Kevin Harvick – the leader of the most laps (214) in this very long race – mounted a strong challenge in the closing laps but came up just short. Truex led for only 28 laps, but these included the final and most important one as he took the checkered flag.
In victory lane and in the post-race interviews he was very emotional and appreciative of what he and his team had just accomplished, giving the team credit for their flawless pitwork.
36-year-old Martin Truex Jr. is the driver of the #78 Toyota in the NASCAR Sprint Cup Series. He is having a dream season and is locked into the “Chase for the Sprint Cup” – a 10-race, elimination, playoffs-style shootout.
Currently ranked eighth, he qualified for the Chase by virtue of two Sprint Cup race wins, but he and his team are up against some of the biggest teams in NASCAR, including Team Penske (with Ford drivers Brad Keselowski and Daytona 500 winner Joey Logano), Chip Ganassi Racing (Michigan race winner Kyle Larson and veteran Jamie McMurray) and eleven-time champion Hendrick Motorsports (with drivers Kasey Kahne, Jimmie Johnson, Chase Elliott and ‘retired’ Jeff Gordon, substituting for many races this season for the injured Dale Earnhardt Jr.). Think of the #78 team in a David versus Goliath kind of way.
Your encouragement and support could very well make the difference. Express that support at Martin’s official page on Facebook: https://www.facebook.com/MartinTruexJr/. Here is the message that I posted there for him:
“Martin, congratulations on winning the Southern 500. I honestly believe that despite your team’s modest resources as compared to those of Team Penske, Chip Ganassi Racing and the other big teams, you do have a legitimate chance to win this year’s Sprint Cup. You have earned a lot of support – from fans and other drivers alike – due to your talent as a racing driver and, just as importantly, due to your hard-earned and well deserved reputation as a humble, supremely talented driver who has overcome significant adversity in your life with an uncommonly high degree of class and integrity. All of that and more is a subject of my “AutoMatters & More” column #453 this week. I wish you well.”
“Sully” is the breathtaking, fact-based story about the famous January 15, 2009 “Miracle on the Hudson.” It recounts Captain “Sully” Sullenberger’s fateful and almost unbelievably successful ditching of a large passenger airliner (US Airways Flight 1549) with no loss of any of its 155 lives in New York’s frigid Hudson River – after multiple bird strikes seconds after takeoff took out both of the plane’s engines.
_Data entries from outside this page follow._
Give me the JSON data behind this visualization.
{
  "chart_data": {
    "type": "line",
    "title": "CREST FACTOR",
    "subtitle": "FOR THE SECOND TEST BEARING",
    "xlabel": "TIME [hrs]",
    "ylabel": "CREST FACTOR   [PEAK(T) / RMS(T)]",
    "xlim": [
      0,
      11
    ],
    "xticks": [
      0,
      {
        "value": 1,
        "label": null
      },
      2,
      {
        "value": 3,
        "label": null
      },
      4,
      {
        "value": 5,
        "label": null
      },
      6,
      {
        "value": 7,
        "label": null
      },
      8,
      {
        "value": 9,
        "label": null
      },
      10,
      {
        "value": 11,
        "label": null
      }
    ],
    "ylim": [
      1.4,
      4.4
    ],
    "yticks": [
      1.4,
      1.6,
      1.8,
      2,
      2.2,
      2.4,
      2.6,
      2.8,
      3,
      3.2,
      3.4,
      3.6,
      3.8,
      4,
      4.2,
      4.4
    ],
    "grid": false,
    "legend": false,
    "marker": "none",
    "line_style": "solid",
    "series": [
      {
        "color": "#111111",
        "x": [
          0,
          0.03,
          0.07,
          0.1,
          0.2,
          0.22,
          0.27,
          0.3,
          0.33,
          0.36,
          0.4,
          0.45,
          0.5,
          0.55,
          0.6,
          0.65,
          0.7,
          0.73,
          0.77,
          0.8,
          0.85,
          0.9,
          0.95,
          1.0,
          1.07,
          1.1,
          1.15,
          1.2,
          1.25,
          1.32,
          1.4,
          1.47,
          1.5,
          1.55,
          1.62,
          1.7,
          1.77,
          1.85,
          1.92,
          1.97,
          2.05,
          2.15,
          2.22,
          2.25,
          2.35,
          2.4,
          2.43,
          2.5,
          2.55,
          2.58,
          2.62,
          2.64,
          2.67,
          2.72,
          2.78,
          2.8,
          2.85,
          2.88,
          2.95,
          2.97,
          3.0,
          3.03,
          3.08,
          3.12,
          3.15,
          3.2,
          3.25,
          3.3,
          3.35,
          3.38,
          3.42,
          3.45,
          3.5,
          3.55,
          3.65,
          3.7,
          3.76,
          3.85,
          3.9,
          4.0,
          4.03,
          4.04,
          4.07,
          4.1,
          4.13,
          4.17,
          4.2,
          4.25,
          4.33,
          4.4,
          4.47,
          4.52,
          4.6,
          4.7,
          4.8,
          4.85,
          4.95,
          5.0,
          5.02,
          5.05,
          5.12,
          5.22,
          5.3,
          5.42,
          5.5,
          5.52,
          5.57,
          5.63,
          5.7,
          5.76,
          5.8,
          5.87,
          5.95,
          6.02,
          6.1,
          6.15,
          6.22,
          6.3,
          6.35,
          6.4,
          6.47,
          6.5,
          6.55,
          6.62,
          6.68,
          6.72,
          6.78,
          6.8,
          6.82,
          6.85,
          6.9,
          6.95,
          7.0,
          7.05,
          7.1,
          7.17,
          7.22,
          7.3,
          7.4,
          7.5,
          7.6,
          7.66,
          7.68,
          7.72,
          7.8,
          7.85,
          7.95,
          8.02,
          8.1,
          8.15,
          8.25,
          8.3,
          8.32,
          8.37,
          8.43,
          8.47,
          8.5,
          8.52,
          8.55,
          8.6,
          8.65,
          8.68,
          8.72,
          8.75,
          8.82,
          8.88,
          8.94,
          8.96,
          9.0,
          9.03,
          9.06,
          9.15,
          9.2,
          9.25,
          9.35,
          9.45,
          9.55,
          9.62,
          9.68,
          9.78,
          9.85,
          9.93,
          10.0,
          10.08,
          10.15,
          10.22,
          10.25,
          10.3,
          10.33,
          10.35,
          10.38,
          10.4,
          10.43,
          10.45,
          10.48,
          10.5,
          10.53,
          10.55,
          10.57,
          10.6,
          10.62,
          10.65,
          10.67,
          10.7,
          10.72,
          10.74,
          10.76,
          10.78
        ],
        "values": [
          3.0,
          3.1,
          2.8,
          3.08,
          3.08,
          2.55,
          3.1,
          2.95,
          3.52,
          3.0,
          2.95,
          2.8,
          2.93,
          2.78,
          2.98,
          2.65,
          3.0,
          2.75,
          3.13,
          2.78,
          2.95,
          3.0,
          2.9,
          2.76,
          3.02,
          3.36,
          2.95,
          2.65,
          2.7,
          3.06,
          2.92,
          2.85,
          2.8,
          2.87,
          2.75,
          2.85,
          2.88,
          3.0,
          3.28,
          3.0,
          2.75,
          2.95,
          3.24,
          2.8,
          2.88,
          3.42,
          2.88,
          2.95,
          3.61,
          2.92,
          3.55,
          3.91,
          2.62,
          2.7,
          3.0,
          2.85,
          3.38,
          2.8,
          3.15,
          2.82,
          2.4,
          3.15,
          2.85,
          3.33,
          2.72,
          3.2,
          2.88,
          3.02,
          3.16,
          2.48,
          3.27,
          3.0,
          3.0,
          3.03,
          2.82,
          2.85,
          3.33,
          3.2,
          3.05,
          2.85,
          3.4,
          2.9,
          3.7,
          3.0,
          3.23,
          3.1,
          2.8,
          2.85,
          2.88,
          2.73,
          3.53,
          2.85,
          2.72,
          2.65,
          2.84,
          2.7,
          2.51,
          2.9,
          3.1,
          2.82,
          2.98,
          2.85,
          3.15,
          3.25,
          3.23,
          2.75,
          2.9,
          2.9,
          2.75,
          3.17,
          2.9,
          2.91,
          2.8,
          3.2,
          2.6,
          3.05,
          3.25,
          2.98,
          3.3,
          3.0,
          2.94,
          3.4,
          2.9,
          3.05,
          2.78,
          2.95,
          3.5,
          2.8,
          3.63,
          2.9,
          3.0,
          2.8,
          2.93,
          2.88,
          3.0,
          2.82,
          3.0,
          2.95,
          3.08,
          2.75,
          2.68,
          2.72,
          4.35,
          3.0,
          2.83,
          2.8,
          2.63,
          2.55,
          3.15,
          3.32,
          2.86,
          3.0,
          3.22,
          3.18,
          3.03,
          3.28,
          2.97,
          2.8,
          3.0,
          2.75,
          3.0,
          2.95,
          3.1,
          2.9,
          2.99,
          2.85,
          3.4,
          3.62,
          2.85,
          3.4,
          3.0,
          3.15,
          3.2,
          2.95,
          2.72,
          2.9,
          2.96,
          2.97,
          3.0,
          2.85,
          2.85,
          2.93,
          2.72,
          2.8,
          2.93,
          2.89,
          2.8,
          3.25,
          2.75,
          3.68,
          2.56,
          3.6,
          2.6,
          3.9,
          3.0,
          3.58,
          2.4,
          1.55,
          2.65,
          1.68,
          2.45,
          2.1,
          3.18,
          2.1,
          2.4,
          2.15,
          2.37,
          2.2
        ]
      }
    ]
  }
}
That left “Sully” piloting what was essentially a glider, with only seconds to figure out what to do and then act. He quickly determined that landing at either New York City’s LaGuardia Airport or at Teterboro Airport were not options, leaving the Hudson River as the closest thing to a flat surface for setting the aircraft down. Tom Hanks’ portrayal of the heroic Captain “Sully” Sullenberger was masterful.
One might wonder how a feature length movie would be made about an event that lasted less than half an hour. Backgrounds of several of the passengers; actual and recreated footage of the plane’s ditching in the Hudson; the congratulatory responses of passengers, crew and people at large; and the critical National Transportation Safety Review Board’s proceedings were all masterfully interwoven in a movie that left this reviewer almost holding my breath for much of its final hour.
Directed by Clint Eastwood, “Sully” goes well beyond what was widely reported in the media, exploring the investigation by the NTSB into the ditching.
“Sully” is in theaters now. Do not miss it.